Ce qu'il faut retenir
- Altice France enregistre une baisse de son chiffre d’affaires au T2 2026, selon Le Monde.
- L’opérateur a perdu **250 000 clients** au cours de ce trimestre.
- Le groupe est engagé dans un processus de rachat impliquant Bouygues Telecom, Free et Orange.
- Cette situation intervient dans un contexte de concentration accrue du marché des télécommunications en France.
Un troisième trimestre consécutif en recul pour Altice France
Le groupe Altice France, filiale française du groupe Altice dirigé par Patrick Drahi, confirme son affaiblissement sur le marché des télécommunications. D’après Le Monde, la société a enregistré une nouvelle contraction de son chiffre d’affaires au deuxième trimestre 2026. Ce déclin s’ajoute à une série de difficultés déjà observées les trimestres précédents, reflétant une perte progressive de parts de marché face à ses concurrents.

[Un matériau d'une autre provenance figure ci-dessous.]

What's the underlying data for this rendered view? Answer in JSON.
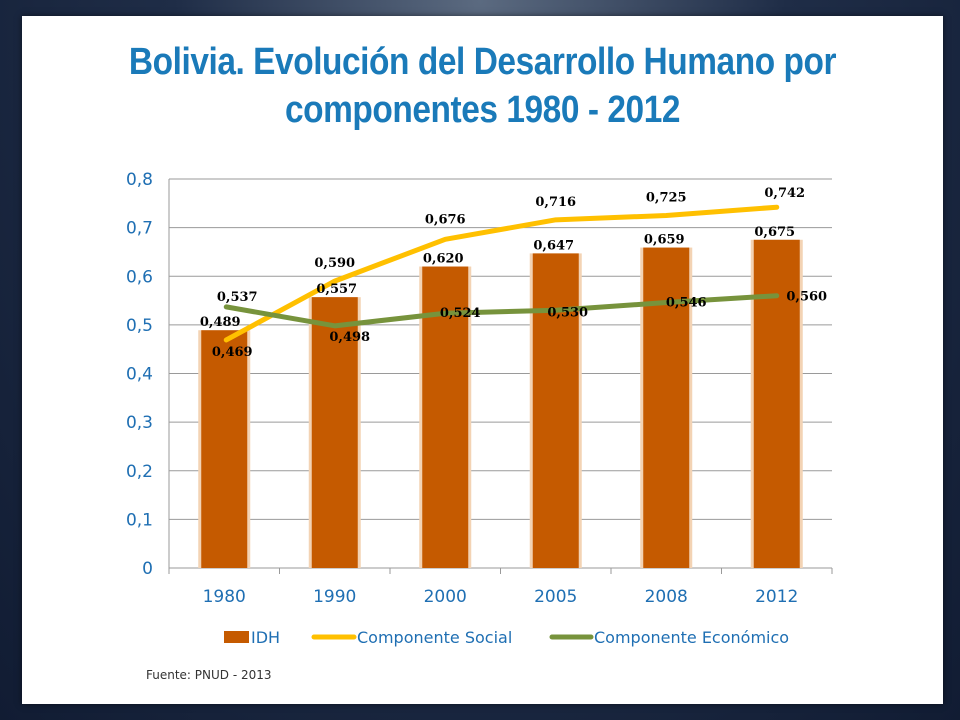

Le nombre de clients s’est réduit de manière significative. Au total, **250 000 abonnés** ont quitté SFR durant cette période, un chiffre qui illustre la dégradation de la position de l’opérateur sur le marché. Cette hémorragie de clients intervient alors que le groupe est engagé dans un processus de restructuration majeure, avec une offre de rachat portée par trois de ses principaux concurrents : Bouygues Telecom, Free et Orange.
Un marché en pleine recomposition
La situation de SFR s’inscrit dans un contexte de profondes mutations pour le secteur des télécoms en France. Le marché, historiquement dominé par quatre grands acteurs, voit émerger de nouvelles dynamiques liées à la consolidation et à la recherche d’économies d’échelle. Selon Le Monde, les négociations en cours entre Altice France et les trois opérateurs intéressés visent à finaliser un accord de rachat, qui pourrait redessiner la carte des télécommunications françaises.
Bouygues Telecom, Free (groupe Iliad) et Orange ont chacun manifesté leur intérêt pour différentes branches d’Altice France. Ces discussions, bien qu’encore en phase exploratoire, pourraient aboutir à une répartition des actifs du groupe, dont SFR constitue l’élément central. Pour autant, cette opération reste conditionnée par des discussions complexes, notamment en matière de régulation et de garanties sociales pour les salariés concernés.
Un défi industriel et social pour le nouveau propriétaire
Quelle que soit l’issue des négociations, le futur propriétaire de SFR devra relever un double défi : relancer la croissance de l’opérateur et intégrer ses activités sans perturber les services. La perte de 250 000 clients en un seul trimestre souligne en effet l’urgence de redonner de la compétitivité à l’entreprise, notamment face à une concurrence agressive sur le marché de la fibre et de la 5G.
Côté social, le rachat pourrait également entraîner des restructurations, même si les candidats au rachat ont jusqu’ici évoqué la volonté de préserver l’emploi. Selon Le Monde, des discussions sont en cours pour sécuriser l’avenir des quelque 10 000 salariés d’Altice France, dont une partie serait potentiellement transférée vers le repreneur. Une annonce officielle sur l’issue des négociations est attendue d’ici la fin de l’année 2026.
Patrick Drahi, fondateur et actionnaire majoritaire d’Altice, joue un rôle central dans les négociations en cours. Il supervise les discussions avec les trois opérateurs intéressés par le rachat des actifs d’Altice France. Son objectif est de finaliser une opération qui permette de valoriser au mieux les actifs du groupe, tout en garantissant la pérennité de SFR.